Dischiuse lentamente gli occhi. La luce le assalì il sistema
nervoso, facendole martellare il cervello. Appena il dolore scemò,
rivolse l'attenzione alla persona con la quale aveva passato la
notte.
Era
una donna e stava dormendo.
–
Buongiorno – le mormorò dolcemente Mysella all'orecchio.
Un
gorgoglio animale uscì dalla gola di quella.
–
Buongiorno – ripeté Mysella, con un tono di voce più deciso,
cercando di spostare il braccio e agitare l'ala.
La
donna continuava a dormire.
–
E allora vaffanculo! – esclamò, e facendo leva con la gamba contro
la parete, scaraventò la tizia giù dal letto.
Un
tonfo sordo e un "Buongiorno" impastato salì dal
pavimento.
Mysella
si sporse dal letto: – Avrei bisogno di fare la doccia.
Uscì
dieci minuti dopo lavata e profumata. L'altra ancora dormiva, distesa
sul pavimento. Guardò l'orologio e le venne un colpo. Undici e
trenta. Aveva solo mezz'ora di tempo.
–
Devo scappare, ci risentiamo.
Sì
certo, come no.
21:00,
la sera prima
La
riunione avvenuta la sera prima era stata noiosissima. Nella vecchia
taverna "Alla Casa Sfuggita" aveva incontrato un gruppo
composto da vecchi professori universitari, artisti nevrotici e
schizzati vari.
–
Non ne possiamo più di vederlo passare ogni giorno per la nostra
cittadina – si era lamentato un certo William Dyer, docente di
geologia.
–
È una vergogna, dopo quello che hanno fatto al povero Danforth –
disse Legrasse, indicando uno degli schizzati, rannicchiato sulla
sedia e con lo sguardo vacuo.
–
Fosse solo la pazzia! Avete idea di quanta gente è stata uccisa da
questi mostri o dai seguaci dei loro culti? – disse il signor
Thurber.
–
Insomma! – esclamò Mysella battendo la mano sul tavolo, facendo
trasalire tutti quanti.
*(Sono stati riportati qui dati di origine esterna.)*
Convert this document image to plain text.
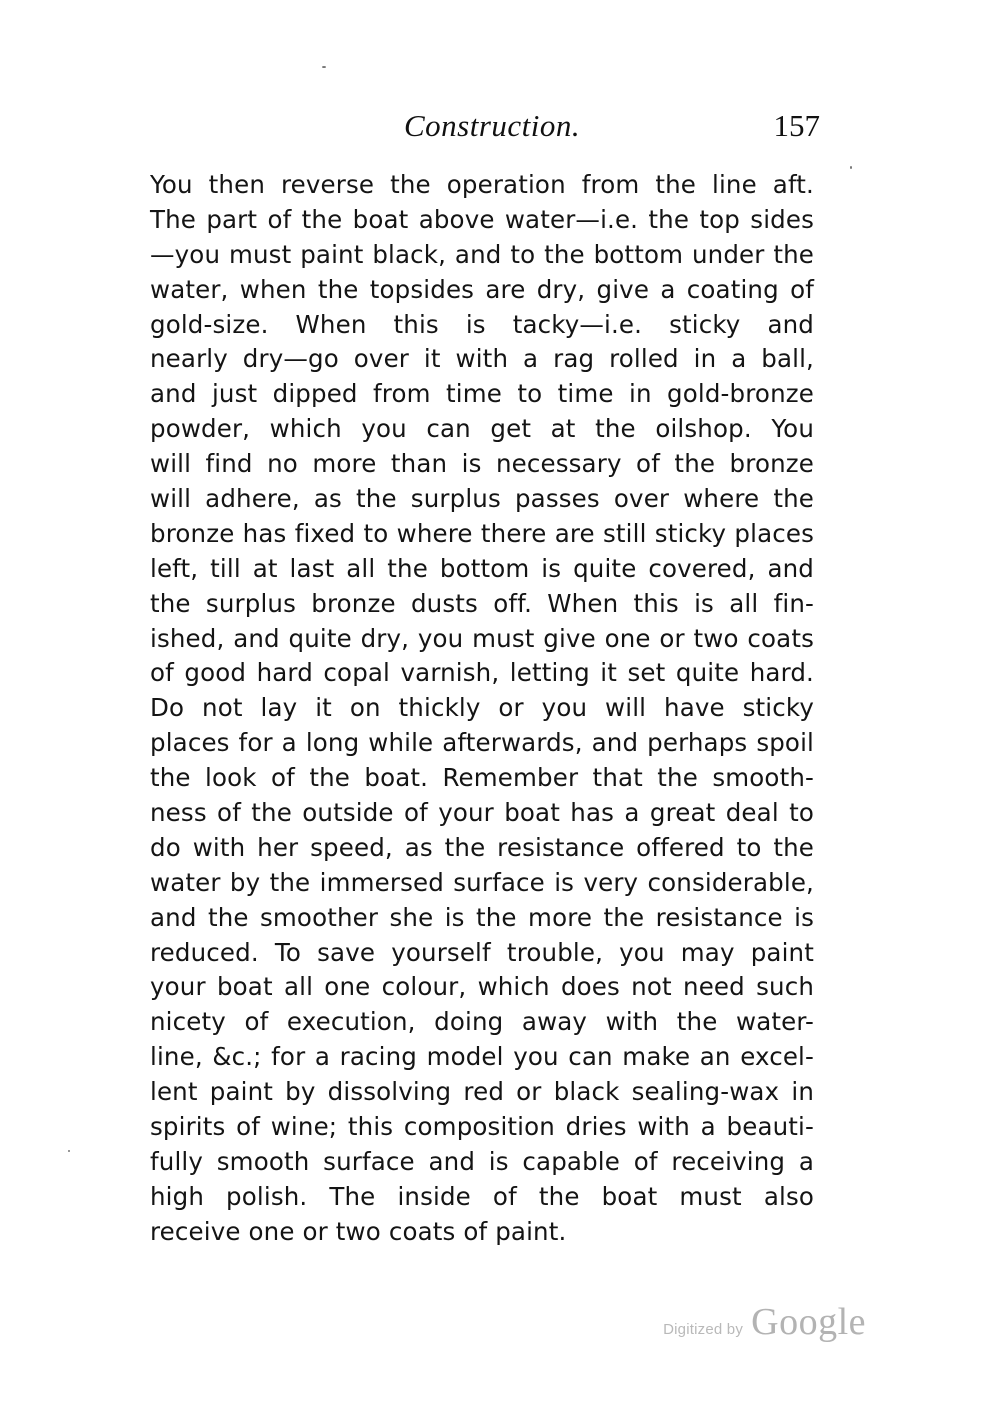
Construction.	157
You then reverse the operation from the line aft.
The part of the boat above water—i.e. the top sides
—you must paint black, and to the bottom under the
water, when the topsides are dry, give a coating of
gold-size. When this is tacky—i.e. sticky and
nearly dry—go over it with a rag rolled in a ball,
and just dipped from time to time in gold-bronze
powder, which you can get at the oilshop. You
will find no more than is necessary of the bronze
will adhere, as the surplus passes over where the
bronze has fixed to where there are still sticky places
left, till at last all the bottom is quite covered, and
the surplus bronze dusts off. When this is all fin-
ished, and quite dry, you must give one or two coats
of good hard copal varnish, letting it set quite hard.
Do not lay it on thickly or you will have sticky
places for a long while afterwards, and perhaps spoil
the look of the boat. Remember that the smooth-
ness of the outside of your boat has a great deal to
do with her speed, as the resistance offered to the
water by the immersed surface is very considerable,
and the smoother she is the more the resistance is
reduced. To save yourself trouble, you may paint
your boat all one colour, which does not need such
nicety of execution, doing away with the water-
line, &c.; for a racing model you can make an excel-
lent paint by dissolving red or black sealing-wax in
spirits of wine; this composition dries with a beauti-
fully smooth surface and is capable of receiving a
high polish. The inside of the boat must also
receive one or two coats of paint.
Digitized by Google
Assunse un tono più rilassato. – Chi devo
ammazzare?
–
È un orrore innominabile – le rispose qualcuno.
–
Va bene, ma che aspetto ha?
–
È un orrore indescrivibile – le rispose qualcun altro.
–
Sì sì – disse un terzo – ma quel pittore, quel Pickman, non fa
altro che dipingere lui e i suoi amici!
–
Se non ci fossero alcune famiglie, – disse il poliziotto Legrasse,
– come i Marsh o i
Jermyn, che lo sostengono, o certi individui, come quel Pickman,
come il dottor West o Wilbur
Whateley, che ci guadagnano dalla sua presenza, nemmeno avremmo un
simile mostro per le nostre strade!
La
fata sbuffò: – Insomma come faccio a riconoscerlo?
Le
fornirono uno schizzo, non di lui, le dissero, ma del suo genitore.
–
Ma sono identici – le disse il signor Wilcox, scultore. – Solo
che il suo genitore è molto più grande.
Lo
schizzo raffigurava una creatura grassa e flaccida dalla testa di
polipo e dalle ali di pipistrello, seduta sopra un trono di pietra.
–
Quanto è grande?
–
Una decina di metri
–
E il suo genitore è ancora più grande?
–
Sì, ma di lui non ti devi preoccupare. Dorme sempre.
Fata
Mysella si chiese come uccidere quella creatura. Armi da fuoco e da
taglio erano inutili, le avevano detto. Smembrarlo non serviva
niente. Si ricombinava nella forma originale.
–
Ci tenete alla vostra cittadina?
–
Ma certo! Siamo nati e cresciuti a Lovecraftville, e detestiamo
vedere simili cose camminare per le nostre strade.
Msyella
escluse quindi l'uso di un ordigno termonucleare.
–
Ci penserò con calma. Nel frattempo, dove posso andare a bere
qualcosa e, come dire, fare un po' d'amicizia?
12:00
All'interno
del recinto elettrificato, gli shoggoth mugghiavano.
Mysella,
con le ali che frustavano l'aria per ventilarsi nel caldo di
mezzogiorno, fissava gli orrori che si agitavano nel corral.
A
mezzogiorno in punto, apparve il suo bersaglio, sceso nella zona dei
recinti per vedere come stavano le sue bestie.
Msyella
deglutì. Era peggio di quanto si fosse immaginata. La creatura
torreggiava tra le case georgiane sfiorandone gli abbaini mentre
camminava. Sotto la pelle squamosa si indovinavano possenti muscoli.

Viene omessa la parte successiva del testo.